Computerized Tomography and Magnetic Resonance Imaging

Distinguishing between ICH and ischemic stroke becomes a daunting task if only clinical criteria are used, though the presence of headache, nausea, and vomiting significantly elevated blood pressure, and an early reduction in the patient's level of consciousness favor the diagnosis of ICH. Brain computerized tomography (CT) is essential for making the diagnosis of ICH and for guiding patient-risk allocation and management based on the location of the bleed. An ICH > 30 cc is usually an indicator of poor prognosis, with mortality rates increasing significantly if ICH volume is more than 60 cc; in particular, if the initial Glasgow Coma Scale (GCS) is <8 (4). Calculation of hematoma volume is based on the "ABC" method, in which A is the length of the clot, B is the diameter perpendicular to A (width), and C is its thickness (based on the number of slices on CT multiplied by the thickness of each slice) (5). Hematoma location is also critical from a treatment perspective. For example, patients with a cerebellar hemorrhage > 3 cm in diameter have better outcomes with early surgical evacuation (2).

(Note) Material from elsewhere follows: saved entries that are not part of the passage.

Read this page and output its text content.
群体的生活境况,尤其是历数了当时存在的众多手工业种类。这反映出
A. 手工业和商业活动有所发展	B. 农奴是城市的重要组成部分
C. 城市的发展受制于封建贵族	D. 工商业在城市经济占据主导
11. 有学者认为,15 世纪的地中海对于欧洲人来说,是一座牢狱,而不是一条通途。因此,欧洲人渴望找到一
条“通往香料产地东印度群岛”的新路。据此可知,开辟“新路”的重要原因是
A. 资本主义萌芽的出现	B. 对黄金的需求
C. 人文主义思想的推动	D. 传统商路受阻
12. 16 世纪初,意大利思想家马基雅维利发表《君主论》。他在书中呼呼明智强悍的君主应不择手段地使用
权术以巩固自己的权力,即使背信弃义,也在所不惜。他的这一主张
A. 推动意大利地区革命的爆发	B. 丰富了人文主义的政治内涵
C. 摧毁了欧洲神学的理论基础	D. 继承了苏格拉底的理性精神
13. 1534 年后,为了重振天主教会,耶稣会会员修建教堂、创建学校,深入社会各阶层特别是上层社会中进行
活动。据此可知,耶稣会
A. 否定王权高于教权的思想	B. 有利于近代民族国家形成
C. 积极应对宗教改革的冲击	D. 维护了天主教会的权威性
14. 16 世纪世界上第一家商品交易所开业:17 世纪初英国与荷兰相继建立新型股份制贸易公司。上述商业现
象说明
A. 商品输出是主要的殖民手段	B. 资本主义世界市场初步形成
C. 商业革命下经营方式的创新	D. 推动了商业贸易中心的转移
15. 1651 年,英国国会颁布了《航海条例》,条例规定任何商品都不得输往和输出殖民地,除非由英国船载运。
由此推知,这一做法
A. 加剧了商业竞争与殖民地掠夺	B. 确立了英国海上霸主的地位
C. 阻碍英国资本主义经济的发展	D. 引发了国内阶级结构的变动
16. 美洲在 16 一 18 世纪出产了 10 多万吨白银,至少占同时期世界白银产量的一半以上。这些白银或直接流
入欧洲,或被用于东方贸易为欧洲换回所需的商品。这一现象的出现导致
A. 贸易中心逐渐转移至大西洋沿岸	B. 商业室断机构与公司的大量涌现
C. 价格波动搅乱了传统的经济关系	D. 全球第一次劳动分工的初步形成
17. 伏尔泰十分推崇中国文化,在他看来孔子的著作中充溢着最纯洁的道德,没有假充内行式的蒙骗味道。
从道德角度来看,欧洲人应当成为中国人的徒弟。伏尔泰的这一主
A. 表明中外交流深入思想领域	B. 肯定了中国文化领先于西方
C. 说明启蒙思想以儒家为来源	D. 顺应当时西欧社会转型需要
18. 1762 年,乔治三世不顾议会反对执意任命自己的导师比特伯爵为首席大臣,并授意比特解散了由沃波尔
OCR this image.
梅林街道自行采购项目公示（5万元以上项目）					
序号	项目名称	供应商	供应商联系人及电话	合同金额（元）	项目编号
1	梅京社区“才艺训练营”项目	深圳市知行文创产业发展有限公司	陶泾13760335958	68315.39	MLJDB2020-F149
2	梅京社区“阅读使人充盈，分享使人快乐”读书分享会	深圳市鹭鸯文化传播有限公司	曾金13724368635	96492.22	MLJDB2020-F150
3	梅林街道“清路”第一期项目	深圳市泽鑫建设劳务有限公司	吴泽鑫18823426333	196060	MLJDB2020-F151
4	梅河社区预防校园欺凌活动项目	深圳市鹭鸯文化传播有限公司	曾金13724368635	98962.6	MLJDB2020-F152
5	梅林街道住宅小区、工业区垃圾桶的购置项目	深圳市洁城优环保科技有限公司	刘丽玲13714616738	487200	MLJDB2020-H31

Although magnetic resonance imaging (MRI) sequences continue to be studied as a radiologic tool to diagnose ICH, the most clinically relevant role of MRI remains enabling estimation of the age of the hemorrhage and assessment of possible etiologies (aneurysm, arterio-venous malformation (AVM), and tumor). Brain CT remains the initial diagnostic study of choice in patients with suspected ICH (6 ).